Fiscale aftrek van aan golfen verbonden kosten
Fiscale aftrek van aan golfen verbonden kosten.
De DGA van een holding met als werkmaatschappij een installatiebedrijf/technische detailhandel heeft deelgenomen aan een door een Uneto-VNI georganiseerde driedaagse GVB-cursus en daar zijn GolfVaardigheidsBewijs gehaald. De kosten zijn zakelijk geboekt. De DGA heeft verklaard dat hij zijn GVB louter heeft behaald om als ondernemer meer kans te maken op het binnenhalen van specifieke opdrachten. Toen deze uitbleven zou hij niet meer hebben gegolfd.
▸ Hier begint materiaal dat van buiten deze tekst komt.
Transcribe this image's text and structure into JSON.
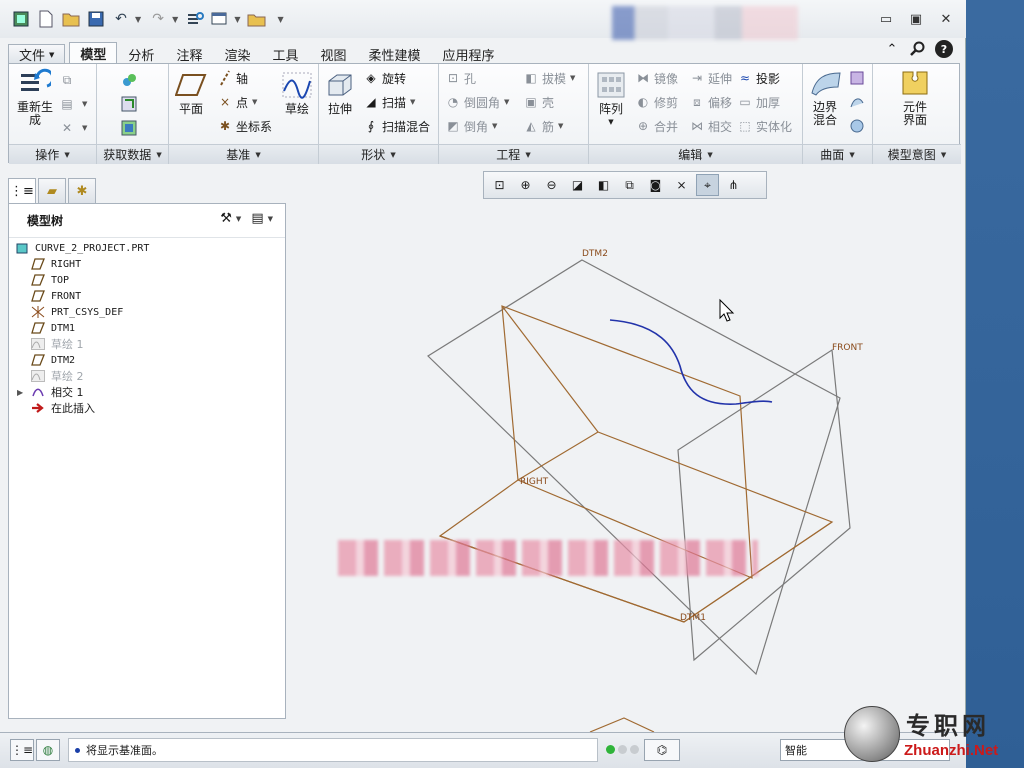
{
  "window": {
    "minimize": "▭",
    "restore": "▣",
    "close": "✕"
  },
  "tabs": [
    "文件",
    "模型",
    "分析",
    "注释",
    "渲染",
    "工具",
    "视图",
    "柔性建模",
    "应用程序"
  ],
  "ribbon": {
    "ops": {
      "label": "操作",
      "regenerate": "重新生\n成"
    },
    "getdata": {
      "label": "获取数据"
    },
    "datum": {
      "label": "基准",
      "plane": "平面",
      "axis": "轴",
      "point": "点",
      "csys": "坐标系",
      "sketch": "草绘"
    },
    "shapes": {
      "label": "形状",
      "extrude": "拉伸",
      "revolve": "旋转",
      "sweep": "扫描",
      "swept_blend": "扫描混合"
    },
    "engineering": {
      "label": "工程",
      "hole": "孔",
      "round": "倒圆角",
      "chamfer": "倒角",
      "draft": "拔模",
      "shell": "壳",
      "rib": "筋"
    },
    "editing": {
      "label": "编辑",
      "pattern": "阵列",
      "mirror": "镜像",
      "trim": "修剪",
      "merge": "合并",
      "extend": "延伸",
      "offset": "偏移",
      "intersect": "相交",
      "project": "投影",
      "thicken": "加厚",
      "solidify": "实体化"
    },
    "surfaces": {
      "label": "曲面",
      "boundary_blend": "边界\n混合"
    },
    "intent": {
      "label": "模型意图",
      "component_interface": "元件\n界面"
    }
  },
  "tree": {
    "title": "模型树",
    "items": [
      {
        "label": "CURVE_2_PROJECT.PRT",
        "icon": "part-icon",
        "state": "normal"
      },
      {
        "label": "RIGHT",
        "icon": "datum-plane-icon",
        "state": "normal"
      },
      {
        "label": "TOP",
        "icon": "datum-plane-icon",
        "state": "normal"
      },
      {
        "label": "FRONT",
        "icon": "datum-plane-icon",
        "state": "normal"
      },
      {
        "label": "PRT_CSYS_DEF",
        "icon": "csys-icon",
        "state": "normal"
      },
      {
        "label": "DTM1",
        "icon": "datum-plane-icon",
        "state": "normal"
      },
      {
        "label": "草绘 1",
        "icon": "sketch-icon",
        "state": "disabled"
      },
      {
        "label": "DTM2",
        "icon": "datum-plane-icon",
        "state": "normal"
      },
      {
        "label": "草绘 2",
        "icon": "sketch-icon",
        "state": "disabled"
      },
      {
        "label": "相交 1",
        "icon": "intersect-icon",
        "state": "expandable"
      },
      {
        "label": "在此插入",
        "icon": "insert-here-icon",
        "state": "normal"
      }
    ]
  },
  "viewport": {
    "labels": {
      "dtm2": "DTM2",
      "front": "FRONT",
      "right": "RIGHT",
      "dtm1": "DTM1"
    }
  },
  "status": {
    "message": "将显示基准面。",
    "filter": "智能"
  },
  "watermark": {
    "cn": "专职网",
    "en": "Zhuanzhi.Net"
  },
  "colors": {
    "brown": "#a06a32",
    "gray": "#7a7a7a",
    "curve": "#2233aa"
  }
}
De inspecteur is van mening dat er sprake is van een te belaste voordeel in de loonbelasting, en legt een naheffingsaanslag op. De inhoudingsplichtige verzet zich tegen deze aanslag door te stellen dat de cursuskosten en de gemaakte kilometers zijn gemaakt ten behoeve van zakelijke doeleinden.
Hof Den Bosch d.d. 1 februari 2013, nr. 12/00213, vernietigde de naheffingsaanslag. Het lidmaatschap van een golfclub wordt meestal gezien als een privé-uitgave van de ondernemer en is daarom in de regel niet aftrekbaar. Dit is anders als het lidmaatschap als representatiekosten kan worden aangemerkt, waardoor de zakelijke belangen overheersen en er geen sprake is van uitgaven gericht op maatschappelijk aanzien. Representatiekosten worden genoemd in artikel 3.15 Wet IB 2001 en zijn aftrekbaar boven een bepaald drempelbedrag (€ 4.400 in 2013), maar de ondernemer kan bij de aangifte ook kiezen voor een vast aftrekpercentage (73,5% in 2013).
Conclusie BM-Advisering:
Als er maar goede zakelijke argumenten aangevoerd worden door de BV, dan zal er al snel sprake zijn van zakelijke representatiekosten (fiscaal 73,5% aftrek). Rechtbank Haarlem d.d. 23 februari 2010 (nr. 08/6160 en 08/6162) ging nog verder en stond volledige aftrek toe; beslissend was dat de ondernemer in privé al een lidmaatschap bij een andere golfclub had en de inspecteur blijkbaar geen beroep op artikel 3.15 Wet IB had gedaan.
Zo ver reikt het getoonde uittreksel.